Noncommutative spectral geometry, algebra doubling and the seeds of quantization

TL;DR

This paper explores how the two-sheeted space in noncommutative spectral geometry relates to dissipation and gauge structures, suggesting that algebra doubling inherently contains the origins of quantization.

Contribution

It demonstrates that algebra doubling in noncommutative spectral geometry encodes dissipation and gauge interactions, providing a classical foundation for quantization.

Findings

Algebra doubling relates to dissipation and gauge structure.

Dissipation plays a role in the emergence of quantization.

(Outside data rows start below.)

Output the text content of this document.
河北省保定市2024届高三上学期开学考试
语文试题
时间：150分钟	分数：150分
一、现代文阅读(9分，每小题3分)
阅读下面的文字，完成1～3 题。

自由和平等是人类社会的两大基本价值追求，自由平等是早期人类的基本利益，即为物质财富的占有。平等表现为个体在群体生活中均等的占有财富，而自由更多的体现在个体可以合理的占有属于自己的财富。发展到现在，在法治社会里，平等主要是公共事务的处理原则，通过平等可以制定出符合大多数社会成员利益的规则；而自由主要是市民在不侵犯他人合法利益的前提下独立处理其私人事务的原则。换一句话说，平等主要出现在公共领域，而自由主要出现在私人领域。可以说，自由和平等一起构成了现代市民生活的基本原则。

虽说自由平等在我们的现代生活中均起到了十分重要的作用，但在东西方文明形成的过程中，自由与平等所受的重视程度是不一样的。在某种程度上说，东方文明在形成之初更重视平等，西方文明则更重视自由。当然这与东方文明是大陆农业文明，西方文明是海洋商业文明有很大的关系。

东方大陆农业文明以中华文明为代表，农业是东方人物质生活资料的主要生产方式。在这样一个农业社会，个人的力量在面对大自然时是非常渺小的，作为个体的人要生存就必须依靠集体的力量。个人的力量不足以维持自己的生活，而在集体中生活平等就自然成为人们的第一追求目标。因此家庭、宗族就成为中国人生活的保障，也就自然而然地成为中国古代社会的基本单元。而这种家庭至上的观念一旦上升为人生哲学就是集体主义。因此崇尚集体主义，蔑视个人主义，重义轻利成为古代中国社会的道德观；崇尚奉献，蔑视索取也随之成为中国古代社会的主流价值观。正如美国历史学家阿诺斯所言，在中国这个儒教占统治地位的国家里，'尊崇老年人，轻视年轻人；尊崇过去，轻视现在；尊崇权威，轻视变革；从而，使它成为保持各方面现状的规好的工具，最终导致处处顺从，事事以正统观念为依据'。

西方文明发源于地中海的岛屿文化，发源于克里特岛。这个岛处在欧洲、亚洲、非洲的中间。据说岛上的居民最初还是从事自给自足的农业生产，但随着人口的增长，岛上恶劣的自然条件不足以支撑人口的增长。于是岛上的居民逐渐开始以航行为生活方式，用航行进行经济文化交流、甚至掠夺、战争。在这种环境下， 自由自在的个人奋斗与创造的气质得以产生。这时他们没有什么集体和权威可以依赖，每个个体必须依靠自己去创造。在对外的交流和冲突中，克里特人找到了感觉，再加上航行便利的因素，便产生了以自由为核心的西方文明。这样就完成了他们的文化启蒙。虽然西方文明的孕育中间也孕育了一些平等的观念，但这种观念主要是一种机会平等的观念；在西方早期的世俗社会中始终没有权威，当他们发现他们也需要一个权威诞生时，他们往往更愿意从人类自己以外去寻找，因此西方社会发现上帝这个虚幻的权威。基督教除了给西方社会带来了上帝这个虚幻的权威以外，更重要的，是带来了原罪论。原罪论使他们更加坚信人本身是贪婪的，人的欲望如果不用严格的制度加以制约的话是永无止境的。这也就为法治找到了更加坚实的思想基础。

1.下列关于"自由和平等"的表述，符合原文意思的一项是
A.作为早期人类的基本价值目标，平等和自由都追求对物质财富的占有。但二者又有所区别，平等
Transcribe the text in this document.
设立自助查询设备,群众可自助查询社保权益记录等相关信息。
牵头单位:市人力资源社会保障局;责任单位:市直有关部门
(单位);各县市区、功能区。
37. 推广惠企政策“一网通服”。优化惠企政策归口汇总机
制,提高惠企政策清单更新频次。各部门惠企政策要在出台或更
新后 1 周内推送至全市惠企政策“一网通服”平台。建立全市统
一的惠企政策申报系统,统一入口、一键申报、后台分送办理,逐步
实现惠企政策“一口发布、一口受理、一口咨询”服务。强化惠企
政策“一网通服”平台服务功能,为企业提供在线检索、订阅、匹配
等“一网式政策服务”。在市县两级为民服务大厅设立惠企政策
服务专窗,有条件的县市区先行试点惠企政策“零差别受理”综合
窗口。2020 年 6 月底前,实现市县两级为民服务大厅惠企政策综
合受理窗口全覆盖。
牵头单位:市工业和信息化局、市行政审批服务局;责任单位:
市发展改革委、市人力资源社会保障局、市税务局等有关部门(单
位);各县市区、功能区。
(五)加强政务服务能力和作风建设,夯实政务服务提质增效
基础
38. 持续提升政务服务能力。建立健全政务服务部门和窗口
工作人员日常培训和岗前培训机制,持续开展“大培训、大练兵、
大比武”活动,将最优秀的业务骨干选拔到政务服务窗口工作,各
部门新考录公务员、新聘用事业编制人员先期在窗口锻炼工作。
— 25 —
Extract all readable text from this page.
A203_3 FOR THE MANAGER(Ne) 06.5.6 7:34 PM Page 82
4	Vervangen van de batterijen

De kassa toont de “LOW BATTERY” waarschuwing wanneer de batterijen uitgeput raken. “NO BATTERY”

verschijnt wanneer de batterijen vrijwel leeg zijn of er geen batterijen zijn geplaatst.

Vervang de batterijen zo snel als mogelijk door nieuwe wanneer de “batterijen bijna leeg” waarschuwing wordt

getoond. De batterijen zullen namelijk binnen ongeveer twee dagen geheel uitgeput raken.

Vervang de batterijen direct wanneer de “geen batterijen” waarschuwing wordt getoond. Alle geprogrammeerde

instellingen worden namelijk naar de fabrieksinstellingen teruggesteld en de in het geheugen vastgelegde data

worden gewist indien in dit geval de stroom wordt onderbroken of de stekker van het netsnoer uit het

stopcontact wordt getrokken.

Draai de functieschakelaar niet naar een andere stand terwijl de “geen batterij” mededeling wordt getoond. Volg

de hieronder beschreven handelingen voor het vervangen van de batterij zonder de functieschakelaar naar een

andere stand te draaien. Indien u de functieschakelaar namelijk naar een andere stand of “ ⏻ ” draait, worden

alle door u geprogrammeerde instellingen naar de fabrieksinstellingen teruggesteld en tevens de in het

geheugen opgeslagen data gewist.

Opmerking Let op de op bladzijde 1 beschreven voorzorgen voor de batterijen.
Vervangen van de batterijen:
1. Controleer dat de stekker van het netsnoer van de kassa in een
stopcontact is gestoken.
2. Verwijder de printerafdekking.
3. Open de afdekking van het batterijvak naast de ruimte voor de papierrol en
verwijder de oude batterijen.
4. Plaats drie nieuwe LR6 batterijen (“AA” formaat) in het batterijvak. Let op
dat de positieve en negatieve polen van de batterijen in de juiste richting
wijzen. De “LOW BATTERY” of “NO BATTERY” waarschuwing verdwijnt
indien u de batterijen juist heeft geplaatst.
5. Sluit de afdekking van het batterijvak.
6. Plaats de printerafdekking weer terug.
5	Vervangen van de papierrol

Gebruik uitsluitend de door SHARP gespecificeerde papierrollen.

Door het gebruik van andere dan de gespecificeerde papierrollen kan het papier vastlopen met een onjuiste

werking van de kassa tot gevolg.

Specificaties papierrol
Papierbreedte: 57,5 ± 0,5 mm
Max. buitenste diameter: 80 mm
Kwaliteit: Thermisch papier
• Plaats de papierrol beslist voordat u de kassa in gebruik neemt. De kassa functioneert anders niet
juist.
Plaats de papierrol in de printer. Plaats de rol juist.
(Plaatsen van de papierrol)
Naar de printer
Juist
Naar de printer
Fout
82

Noncommutative geometry's classical setup contains seeds of quantum behavior.

Abstract

A physical interpretation of the two-sheeted space, the most fundamental ingredient of noncommutative spectral geometry proposed by Connes as an approach to unification, is presented. It is shown that the doubling of the algebra is related to dissipation and to the gauge structure of the theory, the gauge field acting as a reservoir for the matter field. In a regime of completely deterministic dynamics, dissipation appears to play a key role in the quantization of the theory, according to 't Hooft's conjecture. It is thus argued that the noncommutative spectral geometry classical construction carries implicit in its feature of the doubling of the algebra the seeds of quantization.